Church Of St Augustine is a Grade II* listed building in the Bath and North East Somerset local planning authority area, England. A C12 Church.
Church Of St Augustine
- WRENN ID
- sunken-solder-vale
- Grade
- II*
- Local Planning Authority
- Bath and North East Somerset
- Country
- England
- Type
- Church
- Source
- Historic England listing
Description
The Church of St. Augustine is a parish church dating to the late 12th century. The west tower was rebuilt in the 18th century, and the remainder of the church was extensively rebuilt in 1865 by John Norton. It is constructed of squared and coursed sandstone with freestone dressings, with the tower utilizing alternating bands of red and grey sandstone and rock-faced pennant sandstone for the rest of the building. Slate roofs cover the nave, chancel, north and south aisles, west tower, and south porch.
The main body of the church, excluding the tower, features crude neo-Early English windows of two and three lights with plate tracery and quatrefoils or rosettes at the apex. The east window is further embellished with nook shafts and stiff-leaf capitals. A bracketed eaves cornice runs along the building. The three-stage tower has a stair turret in the south-east corner. Diagonal buttresses rise to the second stage, terminating in crocketted pinnacles. Moulded string courses and embattled parapets, also with crocketted pinnacles, add to the tower’s height. The west facade has a round-arched doorway with a keyed classical surround and a 19th-century plank door. Above this is a tall three-light window with a straight head and round-headed lights. A rebuilding date plaque is visible below a two-light window on the second stage. Round-headed bell openings, pierced with dense quatrefoils, are present on the other sides of the tower. A late 18th-century railed tomb enclosure with urn finials and a gate is set against the south wall. The gabled 19th-century south porch has a Transitional style round-headed doorway with roll moulding, nook shafts, and stiff-leaf capitals, mirroring the detail of the 12th-century south door.

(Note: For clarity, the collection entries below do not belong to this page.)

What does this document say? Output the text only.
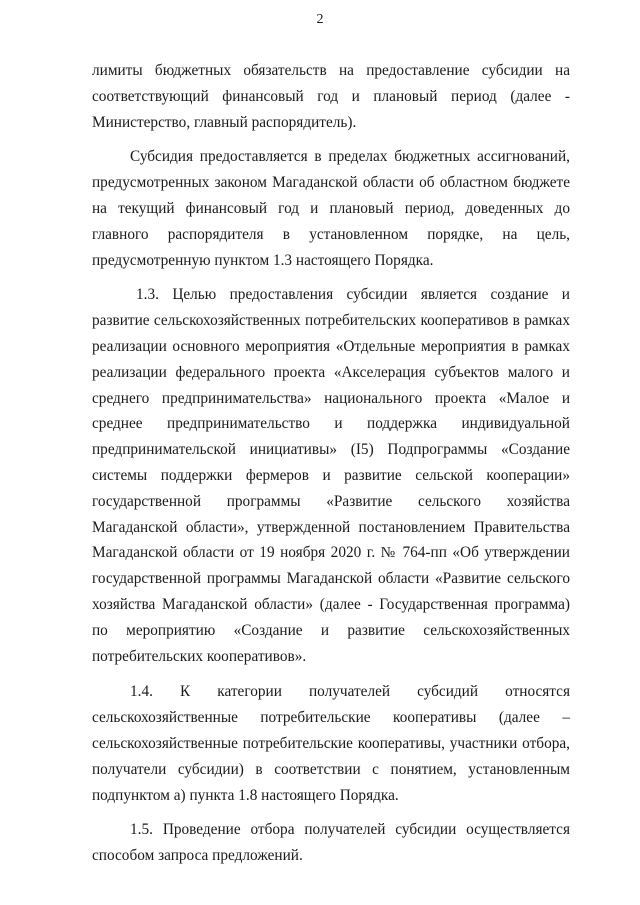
2

лимиты бюджетных обязательств на предоставление субсидии на соответствующий финансовый год и плановый период (далее - Министерство, главный распорядитель).

Субсидия предоставляется в пределах бюджетных ассигнований, предусмотренных законом Магаданской области об областном бюджете на текущий финансовый год и плановый период, доведенных до главного распорядителя в установленном порядке, на цель, предусмотренную пунктом 1.3 настоящего Порядка.

1.3. Целью предоставления субсидии является создание и развитие сельскохозяйственных потребительских кооперативов в рамках реализации основного мероприятия «Отдельные мероприятия в рамках реализации федерального проекта «Акселерация субъектов малого и среднего предпринимательства» национального проекта «Малое и среднее предпринимательство и поддержка индивидуальной предпринимательской инициативы» (I5) Подпрограммы «Создание системы поддержки фермеров и развитие сельской кооперации» государственной программы «Развитие сельского хозяйства Магаданской области», утвержденной постановлением Правительства Магаданской области от 19 ноября 2020 г. № 764-пп «Об утверждении государственной программы Магаданской области «Развитие сельского хозяйства Магаданской области» (далее - Государственная программа) по мероприятию «Создание и развитие сельскохозяйственных потребительских кооперативов».

1.4. К категории получателей субсидий относятся сельскохозяйственные потребительские кооперативы (далее – сельскохозяйственные потребительские кооперативы, участники отбора, получатели субсидии) в соответствии с понятием, установленным подпунктом а) пункта 1.8 настоящего Порядка.

1.5. Проведение отбора получателей субсидии осуществляется способом запроса предложений.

Inside, the nave has 19th-century four-bay arcades with various leaf and flower capitals. The tower arch is double-chamfered. The original Transitional chancel arch features a diagonal fret and stiff-leaf capitals, with an outer order of roll moulding. Open rafter roofs are found in the nave and aisles. The chancel incorporates an aumbry recess on the north wall and has a barrel roof. Fittings include a 19th-century stone pulpit with trefoil arcading and sgraffito depictions of saints, and an octagonal Perpendicular font with quatrefoil panels in the south aisle, which was recut in the 19th century.